Where’s the imaginative first-person reporting (and I know you won’t point to John Kass’s buffoonish bullshit) on the preposterous Rezko/Blagojevich trial?
With all the craziness happening in Will County—unsolved murders, hilarious corruption and social anarchy and the fastest growing county in the U.S.—why isn’t a top Trib reporter down there turning over this fresh manure? (For a rich whiff, see my piece on Bolingbrook mayor Roger Claar ….)
And where’s the playful spirit that once married the terms Chicago and journalism? Sun-Times’ “Mirage Tavern” is one of the last examples that comes to mind. A great series that everybody from that era still talks about. It’s inconceivable in this day and age to do a story like that! (Or is it?)
Let’s give the Tribune one quick shake: I propose that you give me—any loose cannon would do, but it was my idea first—ten thousand dollars per month for one year, with the agreement that I’ll deliver directly to you 12 stories for you to show the rest of the Tribune editors: This is the sort of thing I’d like to see every once in a while. Something surprising! Something that two intelligent people could argue about! Something that might sell some papers!
Assuming you’re satisfied with the stories I’d write (with the help of a colleague or two that I’d pay out of my monthly fee), you’d drive them into the newspaper via whatever channels you feel like.
To pull this off, I’d have to drop pretty much all of my freelance clients, so I’d need you to give me the whole year to prove myself to you.

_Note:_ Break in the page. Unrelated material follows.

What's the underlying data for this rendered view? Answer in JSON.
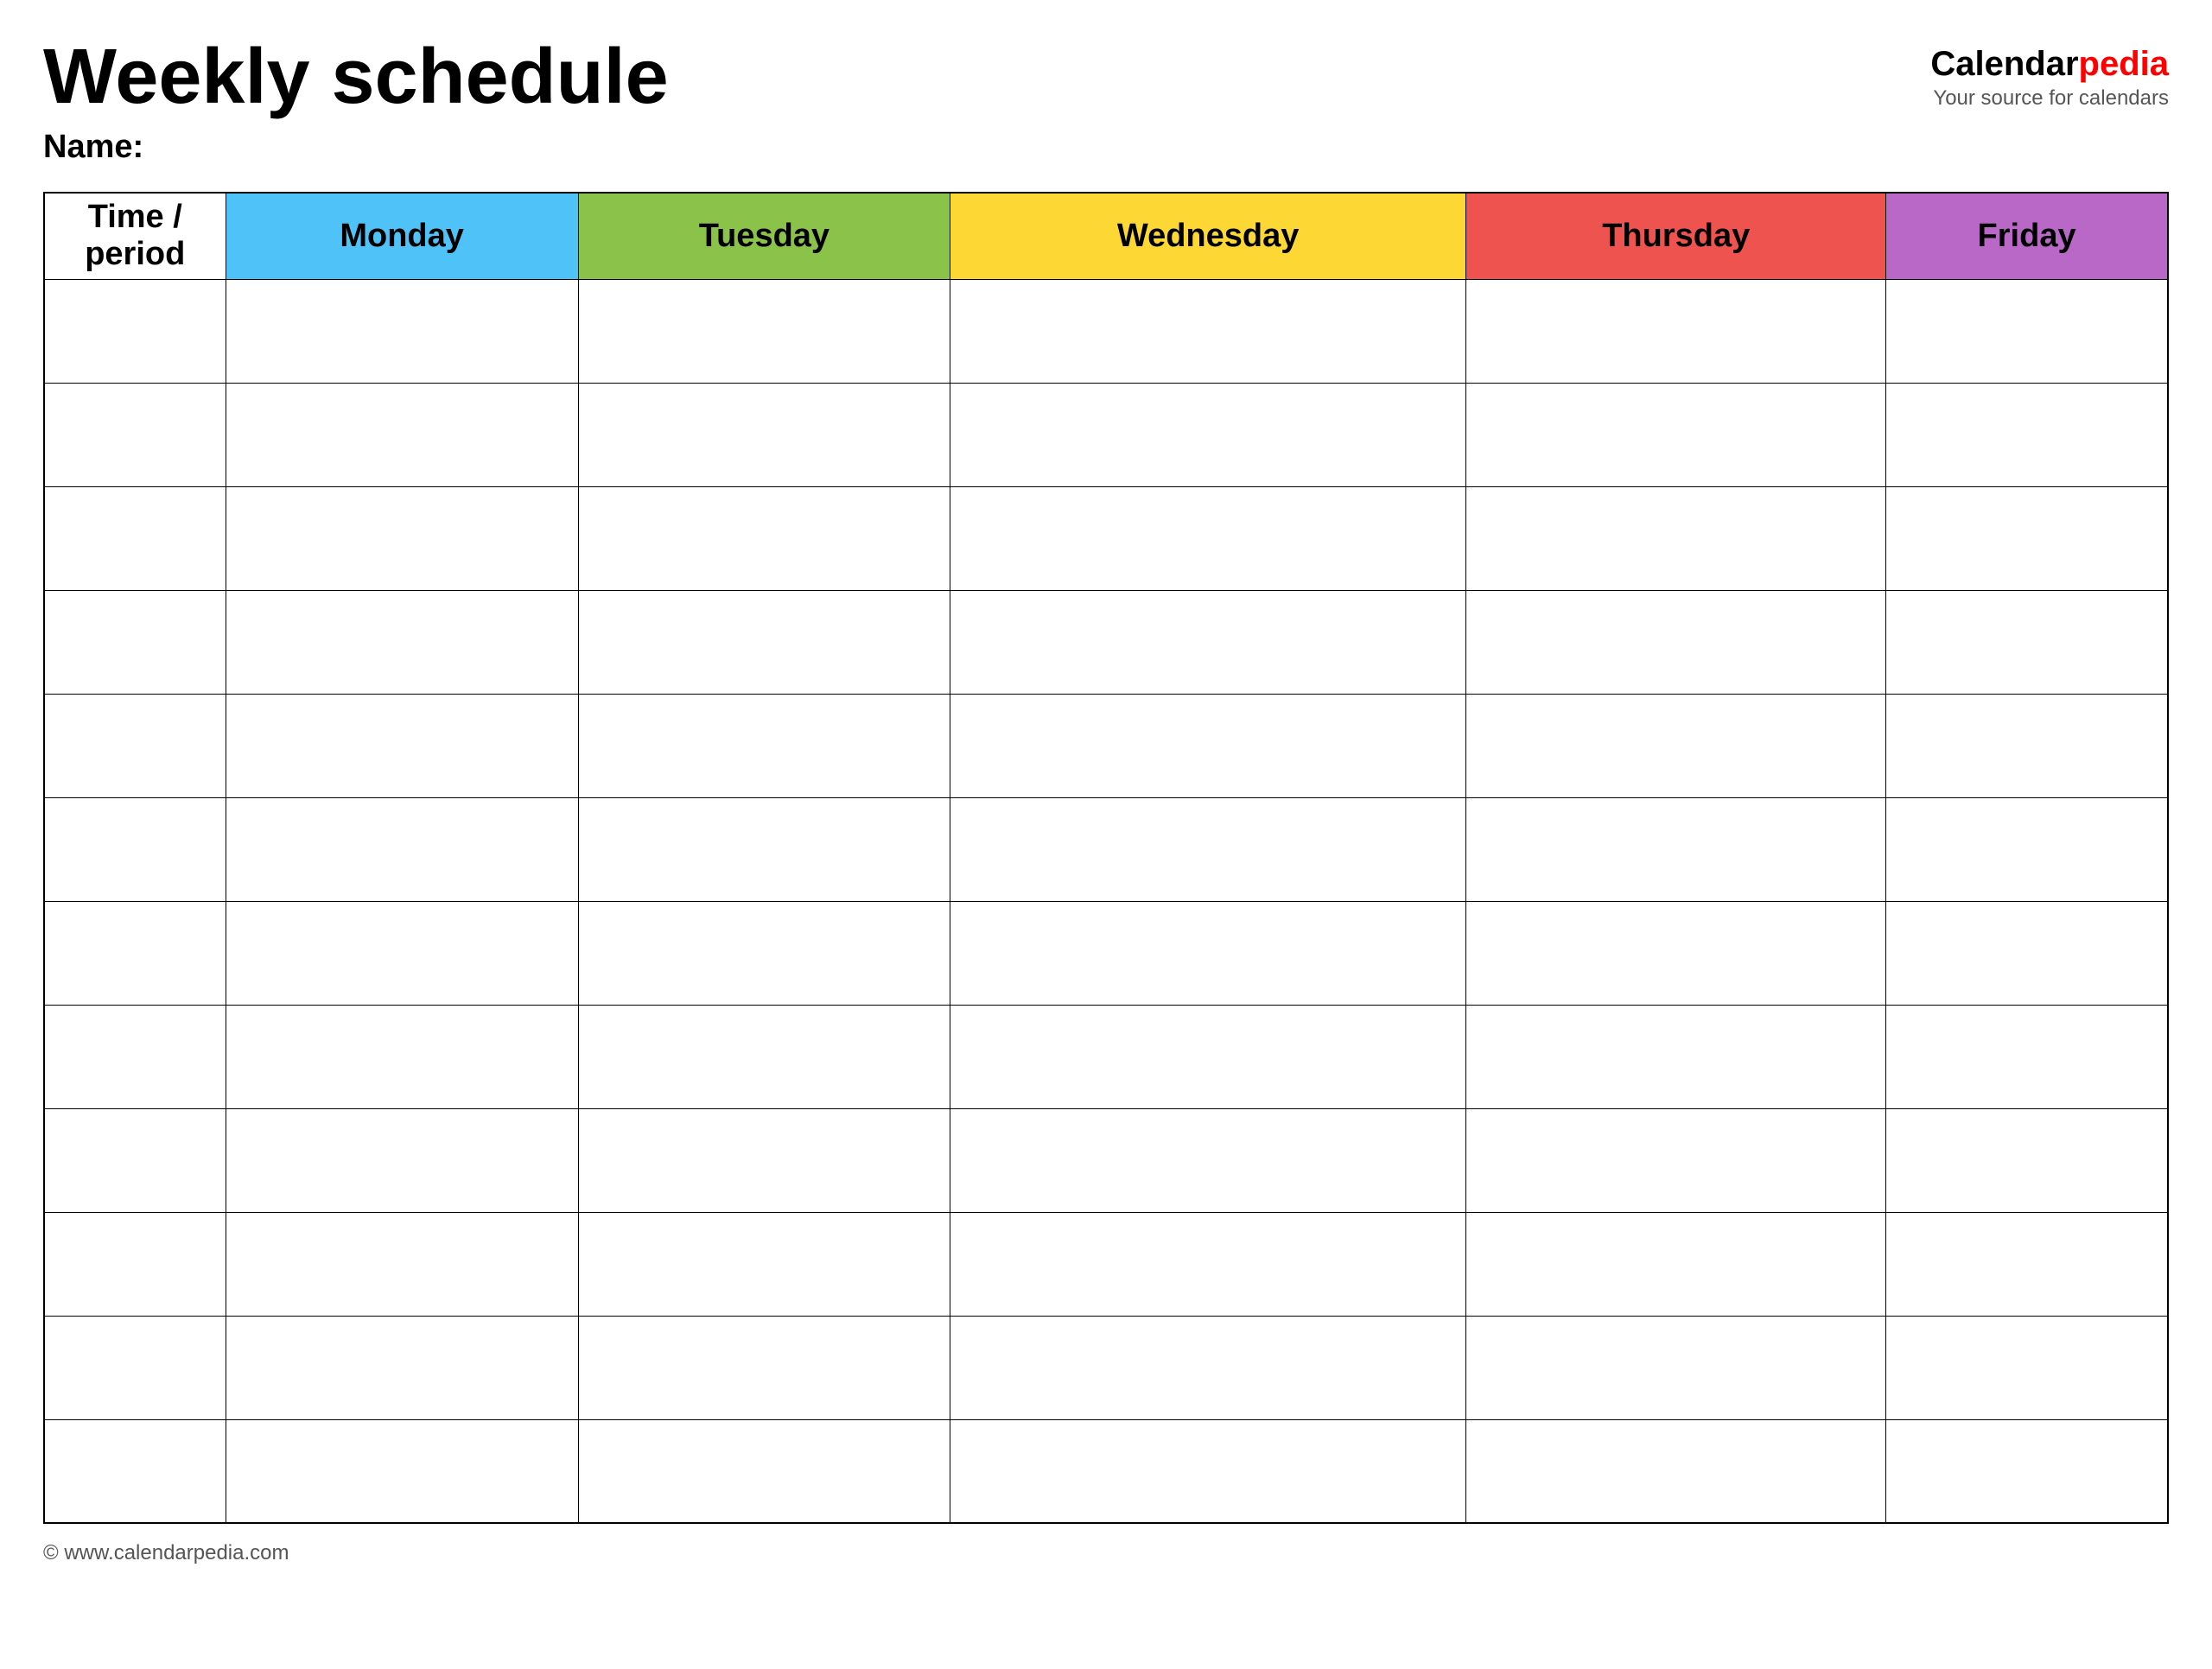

After that, however, I’d ask for no assurances.
What do you think?
Sincerely,
David Murray
I didn't hear from him for a month—a relief, because of course I had no idea how I was going to deliver these 12 Pulitzers.
When he finally did respond, it was a brief mumble, about how he needed to trust his editors "to give our readers what they want."
That was also all I needed to hear to dismiss Zell as another incorrigible mass-communication dunce who thinks readers wake up in the morning knowing exactly what it is they want to read … and who mindlessly believe it is the role of journalism to give it to them, sunny side up.
They believe the whole key to journalism is the business model, as if making good, compelling stories—which has become more and more difficult to do over the last quarter century as newspapers came under by risk-averse, bottomline-obsessed umbrella corporations like the Tribune Company—has nothing at all to do with the future of journalism.
Zell's problem wasn't only that he didn't know the newspaper business. It was also that he didn't understand or give a damn about journalism: Its role in society, its role in people's lives, its potential to make life richer all around, by documenting in vivid detail what some of us had no idea was happening, and what the others of us sensed was true all along.
Kind of like what that New York Times piece did yesterday, eh?